Slate pushed open the front door of the police station. "Hey, Blizzard, why not come with us?"

"Uh…"

"It'll get you away from all the killing."

"Okay. I'll get to see that girl again, right?"

"Which girl was it?"

"She had pink hair and a uniform like my mum…but she was much prettier."

"That would probably be Alex. So let's go."

Suddenly –

"Ah hah! Trying to sneak away with my son, are you?" Onishima leant out of the upstairs window, minigun aimed at Slate.

"I'm not sneaking away, I'm running away!" Slate yelled. "Totally different!"

He and Blizzard started to run.

Onishima yelled, "Hey boys! Stop those two right now!"

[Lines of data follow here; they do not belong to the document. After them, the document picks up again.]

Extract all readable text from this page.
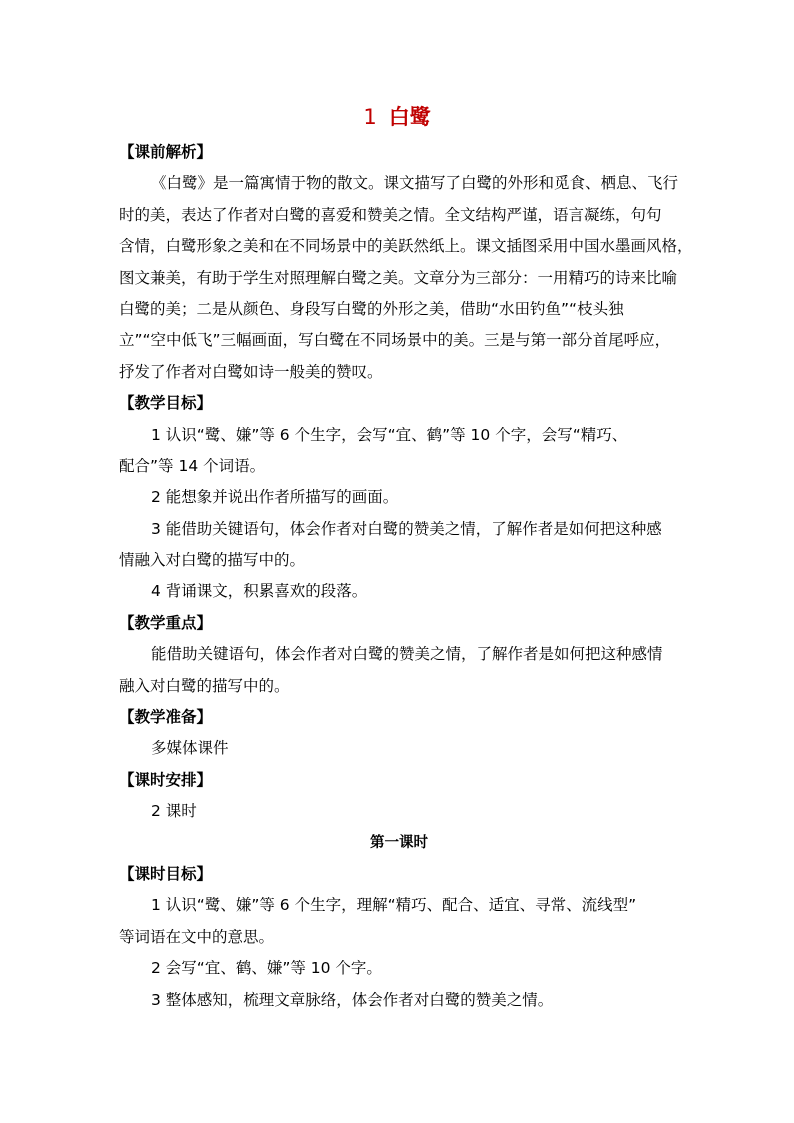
1 白鹭
【课前解析】
《白鹭》是一篇寓情于物的散文。课文描写了白鹭的外形和觅食、栖息、飞行
时的美，表达了作者对白鹭的喜爱和赞美之情。全文结构严谨，语言凝练，句句
含情，白鹭形象之美和在不同场景中的美跃然纸上。课文插图采用中国水墨画风格，
图文兼美，有助于学生对照理解白鹭之美。文章分为三部分：一用精巧的诗来比喻
白鹭的美；二是从颜色、身段写白鹭的外形之美，借助“水田钓鱼”“枝头独
立”“空中低飞”三幅画面，写白鹭在不同场景中的美。三是与第一部分首尾呼应，
抒发了作者对白鹭如诗一般美的赞叹。
【教学目标】
1 认识“鹭、嫌”等 6 个生字，会写“宜、鹤”等 10 个字，会写“精巧、
配合”等 14 个词语。
2 能想象并说出作者所描写的画面。
3 能借助关键语句，体会作者对白鹭的赞美之情，了解作者是如何把这种感
情融入对白鹭的描写中的。
4 背诵课文，积累喜欢的段落。
【教学重点】
能借助关键语句，体会作者对白鹭的赞美之情，了解作者是如何把这种感情
融入对白鹭的描写中的。
【教学准备】
多媒体课件
【课时安排】
2 课时
第一课时
【课时目标】
1 认识“鹭、嫌”等 6 个生字，理解“精巧、配合、适宜、寻常、流线型”
等词语在文中的意思。
2 会写“宜、鹤、嫌”等 10 个字。
3 整体感知，梳理文章脉络，体会作者对白鹭的赞美之情。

Slate groaned as he heard the familiar "Hut Hut Hut," echoing around them. Soon he and Blizzard were surrounded by police infantry.

"Blizzard, you've got to use your powers and get us out!"

"But I don't want to kill anyone…"

"If you don't do something they will kill us and it will totally not be cool!"

"Uh-oh…moral dilemma…"

"Yo, yo, Slatester man! Yo-Yo air taxi here to save the day!"

Slate looked up. Yo-Yo was wearing a strange robot suit and hovering above them, laughing madly.

"Yo-Yo?"

"That's right, Slate! I've come to take you back to Cube! Oh, man, it's the ice dude – run! Run!"

"No, wait – Blizzard's on our side now."

"Ohhh…okay…Please keep your arms and legs inside the vehicle at all times!"

Yo-Yo swooped down and picked up the two guys and they headed off back towards the garage.